Nous avons récemment examiné des problèmes avec une solution de dernier recours pour lutter contre le réchauffement climatique en ombrage artificiellement la Terre la lumière du soleil en injectant du soufre ou de petites particules réfléchissantes dans la haute atmosphère. Maintenant, une nouvelle étude de la Carnegie Institution a jeté plus de doute sur l'efficacité d'une telle proposition. Bien qu'il puisse abaisser la température de la planète par un couple de degrés, ce serait faire peu pour arrêter l'acidification des océans de la planète qui menace les récifs coralliens et la vie marine.

Selon la Carnegie Institution, le principal problème à essayer de l'ombre de la Terre est qu'il aborde les symptômes plutôt que la cause. Qui est, il oeuvre dans le réchauffement de l'atmosphère de la Terre plutôt que la quantité de carbone dans l'atmosphère. La recherche de l'institution a constaté que la légère réduction de dioxyde de carbone (CO2) ne suffit pas à faire une grande différence à l'acidification des océans. Ceci en dépit des plantes terrestres étant devrait croître plus vigoureusement dans un haut-CO2, environnement frais, ce qui leur permet de conserver plus de carbone.

L'acidification des océans rivalise avec le réchauffement climatique comme une menace pour les écosystèmes marins, en particulier les récifs coralliens, qui ont besoin d'être entouré par l'eau minérale saturée afin de croître. La hausse des niveaux de CO2 font eau de mer plus acide, conduisant à la saturation inférieure minérale. L'équipe de recherche Carnegie croit que les émissions de CO2 suite causeront récifs coralliens de commencer à dissoudre dans quelques décennies, mettant la survie de ces écosystèmes à risque extrême.
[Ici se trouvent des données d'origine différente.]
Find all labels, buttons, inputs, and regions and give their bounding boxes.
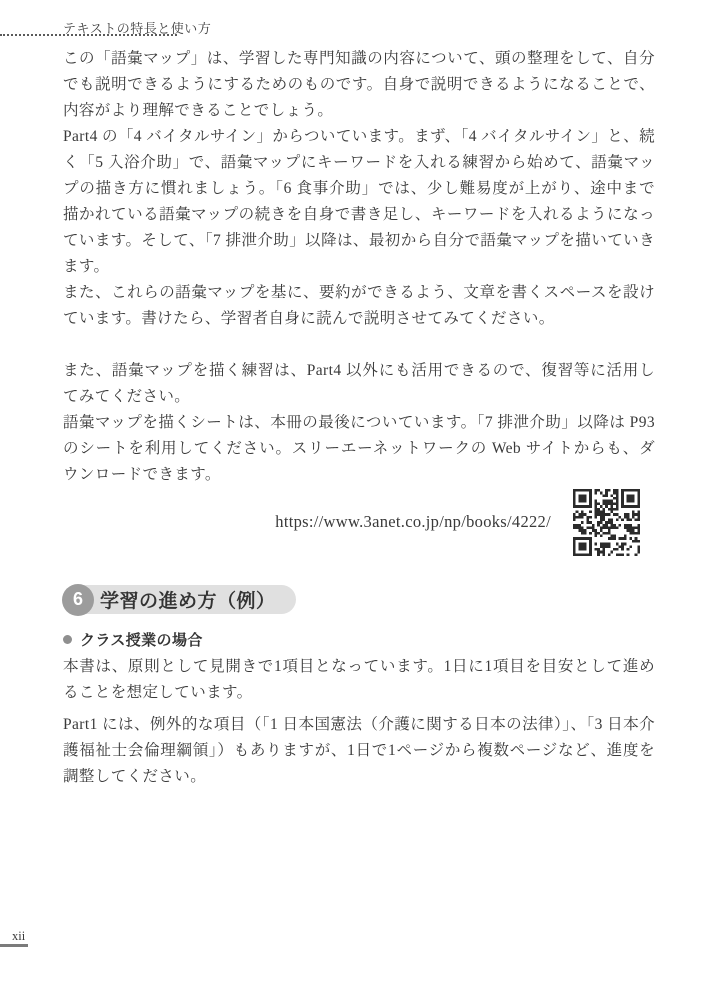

L'équipe de recherche souligne que l'effet minimal de la géo-ingénierie sur l'acidification des océans ajoute du poids à son argument contre la falsification avec le système climatique complexe et finement réglé de la planète. Les critiques avertissent qu'un tel système pourrait également modifier la pluviosité, endommagent la couche d'ozone de la planète ou avoir d'autres effets inattendus.

L'étude menée par des chercheurs de la Carnegie Institution paraît dans la revue Geophysical Research Letters.